И что я мог сделать в той ситуации? Кинуться на него и начать отбирать свою вещь? Я склонил гриву и поплёлся за ним на выход. Даже если ему взбредёт в голову надеть на меня скафандр, я ничего не смогу изменить, придётся так и ходить.
По скоплению машин на дороге я догадался, что мы уже где-то поблизости. Впереди виднелось большое здание, на фасаде которого висел чёрно-белый плакат с усатым дядькой, смотрящим в объектив камеры. Прежде чем подъехать ко входу, нам пришлось постоять в очереди, пока машины перед нами высаживали пассажиров. Из них выходили мужчины, следом за ними выплывали барышни в каких-то невероятных платьях, в которых не то что ходить – стоять страшно, потому что можно запутаться. Придерживая своих спутников под руку, они с важным видом шествовали по красной дорожке. При этом не забывали позировать фотографам, которых здесь было как собак… одним словом – много.

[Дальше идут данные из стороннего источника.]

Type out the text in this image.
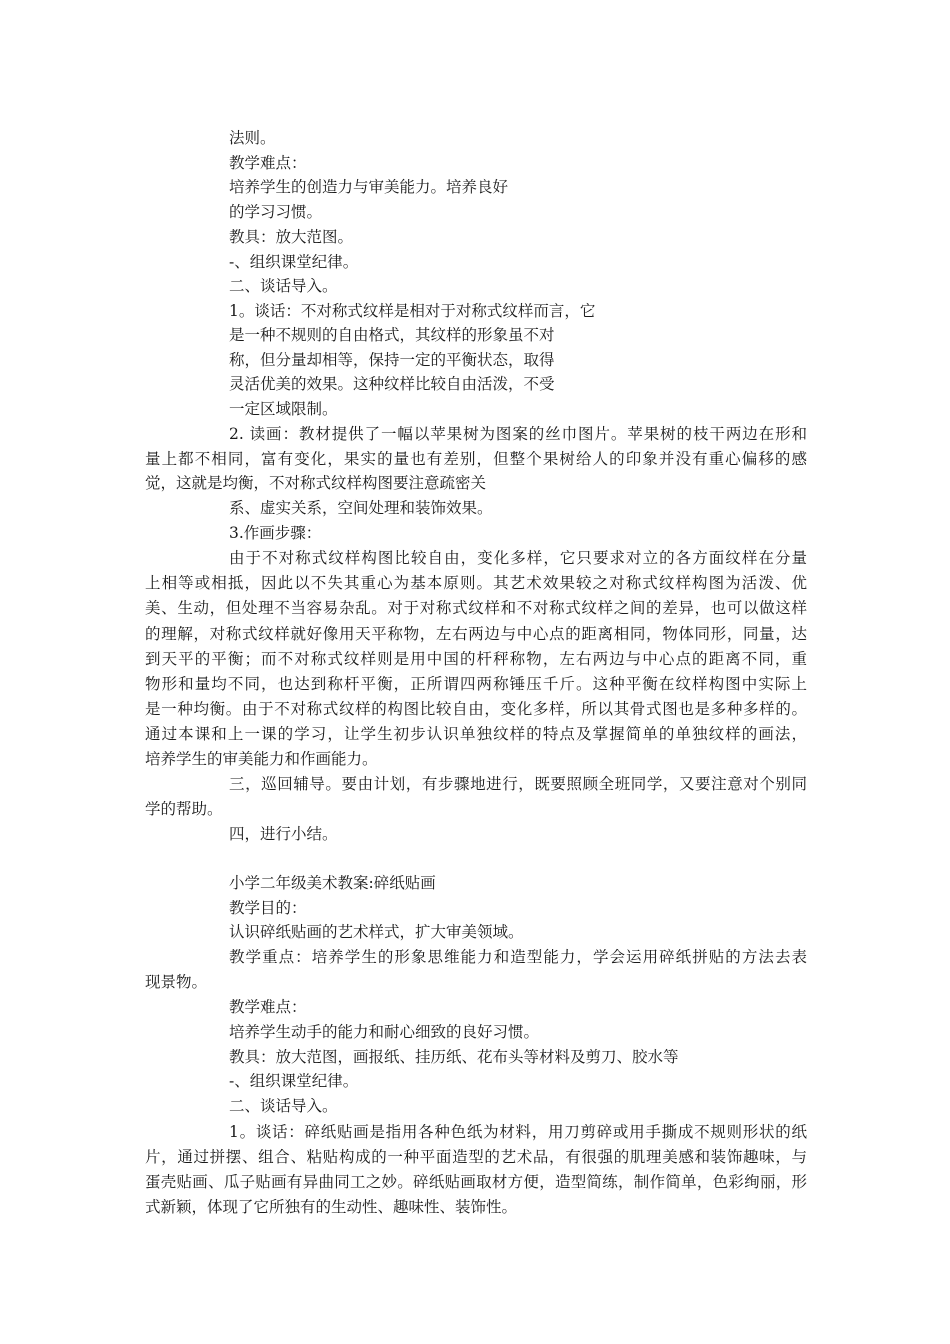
法则。

教学难点：

培养学生的创造力与审美能力。培养良好

的学习习惯。

教具：放大范图。

-、组织课堂纪律。

二、谈话导入。

1。谈话：不对称式纹样是相对于对称式纹样而言，它

是一种不规则的自由格式，其纹样的形象虽不对

称，但分量却相等，保持一定的平衡状态，取得

灵活优美的效果。这种纹样比较自由活泼，不受

一定区域限制。

2. 读画：教材提供了一幅以苹果树为图案的丝巾图片。苹果树的枝干两边在形和

量上都不相同，富有变化，果实的量也有差别，但整个果树给人的印象并没有重心偏移的感

觉，这就是均衡，不对称式纹样构图要注意疏密关

系、虚实关系，空间处理和装饰效果。

3.作画步骤：

由于不对称式纹样构图比较自由，变化多样，它只要求对立的各方面纹样在分量

上相等或相抵，因此以不失其重心为基本原则。其艺术效果较之对称式纹样构图为活泼、优

美、生动，但处理不当容易杂乱。对于对称式纹样和不对称式纹样之间的差异，也可以做这样

的理解，对称式纹样就好像用天平称物，左右两边与中心点的距离相同，物体同形，同量，达

到天平的平衡；而不对称式纹样则是用中国的杆秤称物，左右两边与中心点的距离不同，重

物形和量均不同，也达到称杆平衡，正所谓四两称锤压千斤。这种平衡在纹样构图中实际上

是一种均衡。由于不对称式纹样的构图比较自由，变化多样，所以其骨式图也是多种多样的。

通过本课和上一课的学习，让学生初步认识单独纹样的特点及掌握简单的单独纹样的画法，

培养学生的审美能力和作画能力。

三，巡回辅导。要由计划，有步骤地进行，既要照顾全班同学，又要注意对个别同

学的帮助。

四，进行小结。

小学二年级美术教案:碎纸贴画

教学目的：

认识碎纸贴画的艺术样式，扩大审美领域。

教学重点：培养学生的形象思维能力和造型能力，学会运用碎纸拼贴的方法去表

现景物。

教学难点：

培养学生动手的能力和耐心细致的良好习惯。

教具：放大范图，画报纸、挂历纸、花布头等材料及剪刀、胶水等

-、组织课堂纪律。

二、谈话导入。

1。谈话：碎纸贴画是指用各种色纸为材料，用刀剪碎或用手撕成不规则形状的纸

片，通过拼摆、组合、粘贴构成的一种平面造型的艺术品，有很强的肌理美感和装饰趣味，与

蛋壳贴画、瓜子贴画有异曲同工之妙。碎纸贴画取材方便，造型简练，制作简单，色彩绚丽，形

式新颖，体现了它所独有的生动性、趣味性、装饰性。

– Ну что, Трисон, пойдём на твою первую актёрскую тусовку, – сказал Кристофер, когда Вилсон наконец подъехал ко входу, а я так и не понял, зачем мы всё это время торчали в очереди, если можно было выйти заранее и немного пройтись.
– Считай, что это репетиция премьеры нашего фильма, а она уже не за горами. – Он подмигнул мне.